- Original language: English
- Written by: Sharr White
- Subject: Memory, family, mortality, photography
- Genre: Drama
- Setting: 1980s California

Premiere
- Date: 9 February 2023
- Place: California
- Directed by: Bartlett Sher
- Official website

= Pictures from Home =

2023 play by Sharr White

Pictures from Home is a memory play written by Sharr White based on the book Pictures from Home by photographer Larry Sultan. The first production, directed by Bartlett Sher, opened in previews on 13 January 2023 at the Studio 54 theatre in New York City on Broadway. The play opened on 9 February 2023. The original Broadway cast includes Nathan Lane, Danny Burstein, and Zoë Wanamaker.

== Background ==
Photographer Larry Sultan began taking photos of his parents beginning in the early 1980s and he spent a decade, interviewing, and writing about his parents, and his relationship with them. The book was adapted by Sharr White into the play Pictures from Home. The book chronicles his childhood, his upbringing and his relationship with his parents who live in California.

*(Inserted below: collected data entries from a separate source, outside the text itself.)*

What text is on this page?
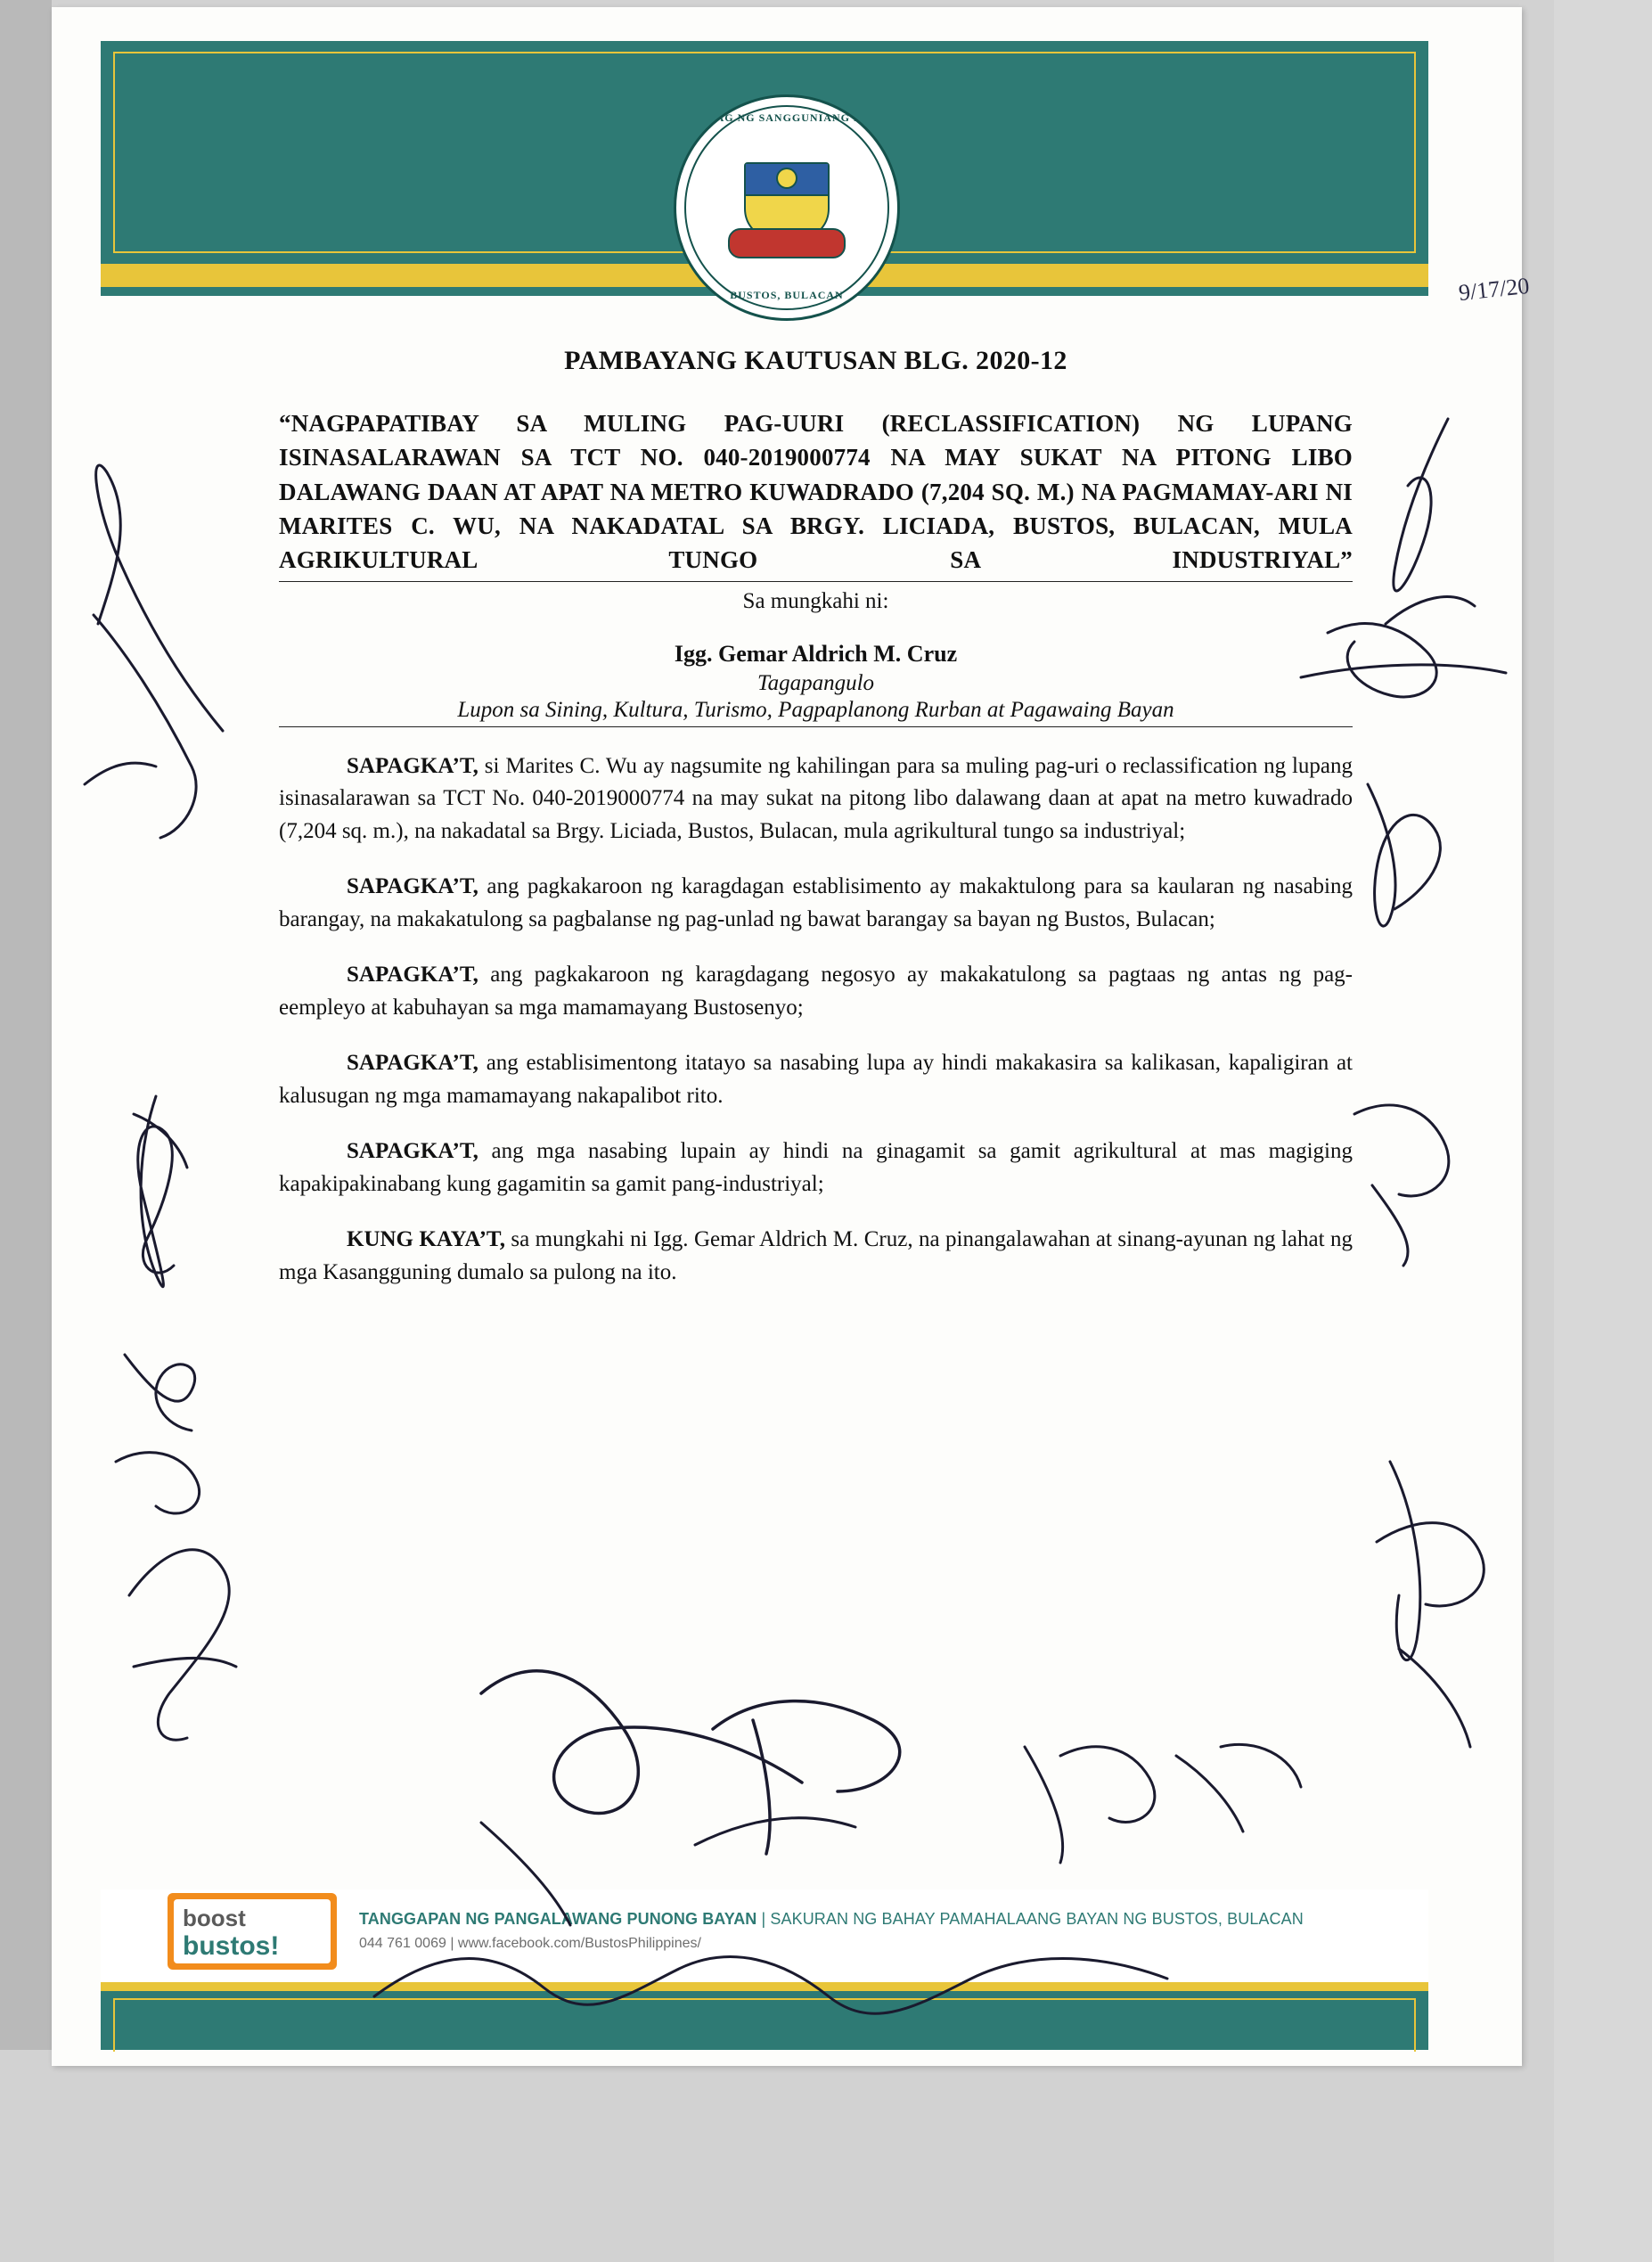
SAGISAG NG SANGGUNIANG BAYAN
BUSTOS, BULACAN
PAMBAYANG KAUTUSAN BLG. 2020-12
“NAGPAPATIBAY SA MULING PAG-UURI (RECLASSIFICATION) NG LUPANG ISINASALARAWAN SA TCT NO. 040-2019000774 NA MAY SUKAT NA PITONG LIBO DALAWANG DAAN AT APAT NA METRO KUWADRADO (7,204 SQ. M.) NA PAGMAMAY-ARI NI MARITES C. WU, NA NAKADATAL SA BRGY. LICIADA, BUSTOS, BULACAN, MULA AGRIKULTURAL TUNGO SA INDUSTRIYAL”
Sa mungkahi ni:
Igg. Gemar Aldrich M. Cruz
Tagapangulo
Lupon sa Sining, Kultura, Turismo, Pagpaplanong Rurban at Pagawaing Bayan

SAPAGKA’T, si Marites C. Wu ay nagsumite ng kahilingan para sa muling pag-uri o reclassification ng lupang isinasalarawan sa TCT No. 040-2019000774 na may sukat na pitong libo dalawang daan at apat na metro kuwadrado (7,204 sq. m.), na nakadatal sa Brgy. Liciada, Bustos, Bulacan, mula agrikultural tungo sa industriyal;

SAPAGKA’T, ang pagkakaroon ng karagdagan establisimento ay makaktulong para sa kaularan ng nasabing barangay, na makakatulong sa pagbalanse ng pag-unlad ng bawat barangay sa bayan ng Bustos, Bulacan;

SAPAGKA’T, ang pagkakaroon ng karagdagang negosyo ay makakatulong sa pagtaas ng antas ng pag-eempleyo at kabuhayan sa mga mamamayang Bustosenyo;

SAPAGKA’T, ang establisimentong itatayo sa nasabing lupa ay hindi makakasira sa kalikasan, kapaligiran at kalusugan ng mga mamamayang nakapalibot rito.

SAPAGKA’T, ang mga nasabing lupain ay hindi na ginagamit sa gamit agrikultural at mas magiging kapakipakinabang kung gagamitin sa gamit pang-industriyal;

KUNG KAYA’T, sa mungkahi ni Igg. Gemar Aldrich M. Cruz, na pinangalawahan at sinang-ayunan ng lahat ng mga Kasangguning dumalo sa pulong na ito.

boost
bustos!
TANGGAPAN NG PANGALAWANG PUNONG BAYAN | SAKURAN NG BAHAY PAMAHALAANG BAYAN NG BUSTOS, BULACAN
044 761 0069 | www.facebook.com/BustosPhilippines/
9/17/20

Sharr White developed his script from a reading in Houston's Alley Theatre "Alley All New Festival 2020."

== Plot ==
The show is a domestic comedic drama, and exploration into the relationship between a son who is a photographer and his parents who live in California. The cast includes Danny Burstein as the son and photographer, Nathan Lane as the father and former razor salesman, and Zoë Wanamaker as his mother who later in life became a realtor. The production spans 1 hour and 45 minutes with no intermission.

== Productions ==
The play originated on Broadway at the Studio 54 theatre where the roles were originated by Burstein, Lane, and Wanamaker.
The production started previews in January 13, 2023 and officially opened on February 9. Those who attended opening night included Meryl Streep, Steve Martin, Martin Short, Phillipa Soo, Brian Cox, F. Murray Abraham, Patricia Clarkson, Richard Kind, Bernadette Peters and Donna Murphy.

== Cast ==

| Role | Studio 54, Broadway January 2023 |
|---|---|
| Larry | Danny Burstein |
| Irving | Nathan Lane |
| Jean | Zoë Wanamaker |

== Critical reception ==
The play was generally well received. Greg Evans from Deadline Hollywood compared the play favorably to An American Family and Succession and that "By the play’s end, we can’t help but feeling sympathy for all concerned, characters and actors, but, sad to say, it’s the arguments we’ll remember." The Wall Street Journal theatre critic Charles Isherwood praised Lane's performance writing "Mr. Lane makes the most of Irv’s sardonic commentary, landing laughs for almost every line, like a golfer hitting a hole in one with each swing." In Jesse Green's mixed review from The New York Times, he wrote, "Though honorable, thoughtful and wonderful to look at, with crafty performances by Danny Burstein, Zoë Wanamaker and especially Nathan Lane, it caulks so many of the book’s expressive cracks that the best thing about it — its mystery — is sealed out."